Semicolons can also be omitted before a final ) or } in multi-line expressions, which is why you can break function call arguments or struct literals across lines without adding semicolons.
If your code compiles, semicolon insertion is working:
The rules are designed so that well-formatted Go never needs explicit semicolons. If you follow go fmt output, you won't need to think about them. The absence of visible semicolons is one of the first things newcomers notice about Go syntax, and the automation behind it is what makes that possible.
Operators and Punctuation
Go recognizes a fixed set of character sequences that serve as operators and punctuation. These tokens do everything from arithmetic to control flow delimiting.
The full set, organized by function:
| Category | Tokens |
|---|---|
| Arithmetic | + - * / % |
| Comparison | == != < <= > >= |
| Logical | && || ! |
| Bitwise / Unary | & | ^ &^ << >> ~ |
| Assignment | = := += -= *= /= %= &= |= ^= &^= <<= >>= |
| Increment / Decrement | ++ -- |
| Address / Pointer | & * |
| Channel / Send | <- |
| Variadic / Range | ... |
| Delimiters and punctuation | ( ) [ ] { } , ; : . |
The tilde ~ was added in Go 1.18 as part of the generics implementation, where it is used in type constraints to denote an underlying type set.

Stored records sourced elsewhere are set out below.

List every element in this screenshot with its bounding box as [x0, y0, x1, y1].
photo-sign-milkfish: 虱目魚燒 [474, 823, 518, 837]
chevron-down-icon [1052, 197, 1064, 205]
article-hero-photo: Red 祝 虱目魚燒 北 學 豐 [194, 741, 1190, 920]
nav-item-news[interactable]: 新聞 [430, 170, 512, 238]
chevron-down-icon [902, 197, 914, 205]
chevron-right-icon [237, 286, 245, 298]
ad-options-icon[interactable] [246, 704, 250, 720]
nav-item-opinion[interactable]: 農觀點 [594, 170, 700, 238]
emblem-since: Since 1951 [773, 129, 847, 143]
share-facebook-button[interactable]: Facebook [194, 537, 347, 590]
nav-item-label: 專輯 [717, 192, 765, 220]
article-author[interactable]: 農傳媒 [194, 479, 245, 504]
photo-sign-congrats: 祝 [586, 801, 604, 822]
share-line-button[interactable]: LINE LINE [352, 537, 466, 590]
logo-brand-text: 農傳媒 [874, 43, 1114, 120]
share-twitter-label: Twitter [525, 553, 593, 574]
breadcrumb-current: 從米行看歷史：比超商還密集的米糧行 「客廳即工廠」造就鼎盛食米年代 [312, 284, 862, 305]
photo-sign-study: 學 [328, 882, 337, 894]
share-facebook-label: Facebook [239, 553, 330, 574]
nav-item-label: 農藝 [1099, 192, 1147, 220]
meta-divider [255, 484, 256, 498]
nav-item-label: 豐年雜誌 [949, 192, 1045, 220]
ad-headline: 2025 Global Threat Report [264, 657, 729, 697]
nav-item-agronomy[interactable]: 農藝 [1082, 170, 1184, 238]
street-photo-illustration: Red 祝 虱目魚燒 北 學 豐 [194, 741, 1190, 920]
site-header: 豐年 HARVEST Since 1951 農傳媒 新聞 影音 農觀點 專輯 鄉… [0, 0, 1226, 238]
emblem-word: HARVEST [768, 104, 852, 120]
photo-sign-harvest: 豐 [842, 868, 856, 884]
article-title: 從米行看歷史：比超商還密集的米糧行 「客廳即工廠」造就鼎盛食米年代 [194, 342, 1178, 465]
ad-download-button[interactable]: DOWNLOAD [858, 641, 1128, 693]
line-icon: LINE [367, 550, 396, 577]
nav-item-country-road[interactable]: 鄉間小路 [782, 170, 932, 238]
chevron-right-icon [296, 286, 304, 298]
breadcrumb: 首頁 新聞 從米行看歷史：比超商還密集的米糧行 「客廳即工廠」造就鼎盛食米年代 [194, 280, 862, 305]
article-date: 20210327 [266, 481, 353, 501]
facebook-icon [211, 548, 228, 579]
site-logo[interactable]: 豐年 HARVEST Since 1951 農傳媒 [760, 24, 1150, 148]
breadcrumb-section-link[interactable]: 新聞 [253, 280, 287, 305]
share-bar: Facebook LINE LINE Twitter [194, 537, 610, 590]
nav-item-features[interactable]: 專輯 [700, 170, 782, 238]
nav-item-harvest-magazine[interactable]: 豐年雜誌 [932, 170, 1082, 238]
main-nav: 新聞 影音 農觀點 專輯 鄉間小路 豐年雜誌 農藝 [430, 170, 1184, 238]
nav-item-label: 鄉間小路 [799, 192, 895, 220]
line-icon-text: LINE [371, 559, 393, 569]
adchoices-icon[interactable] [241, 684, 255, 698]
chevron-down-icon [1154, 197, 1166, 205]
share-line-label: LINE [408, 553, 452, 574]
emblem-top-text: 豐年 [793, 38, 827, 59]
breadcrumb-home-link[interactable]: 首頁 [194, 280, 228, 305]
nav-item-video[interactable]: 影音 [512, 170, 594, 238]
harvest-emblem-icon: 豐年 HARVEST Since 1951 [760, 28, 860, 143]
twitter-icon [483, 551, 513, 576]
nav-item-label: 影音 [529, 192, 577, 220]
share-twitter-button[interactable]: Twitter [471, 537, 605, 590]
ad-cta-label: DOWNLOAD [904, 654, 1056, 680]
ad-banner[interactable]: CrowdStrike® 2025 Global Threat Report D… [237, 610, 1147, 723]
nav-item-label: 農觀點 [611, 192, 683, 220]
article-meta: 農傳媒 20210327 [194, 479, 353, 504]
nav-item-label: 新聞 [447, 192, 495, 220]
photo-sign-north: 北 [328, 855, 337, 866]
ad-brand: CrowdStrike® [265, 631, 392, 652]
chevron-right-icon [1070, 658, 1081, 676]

:= is a declaration, not an assignment:
The token := declares a new variable and assigns a value. The token = assigns to an existing variable. Mistaking one for the other — especially in multi-variable declarations — is a frequent early stumbling block.
These operator and punctuation tokens appear in almost every line of Go code. Their precise meaning depends on context — the same & can be the bitwise AND operator or the address-of operator — but from the lexer's perspective, they are simply one of the four token classes, recognized character by character before the parser ever sees them.
The lexical layer is where every Go program begins — and where small missteps cause the most immediately visible compilation errors. Once you internalize the four token classes, the two comment forms, the semicolon insertion rules, and the naming rules for identifiers, you can read and write Go source text with full confidence in what the compiler is seeing.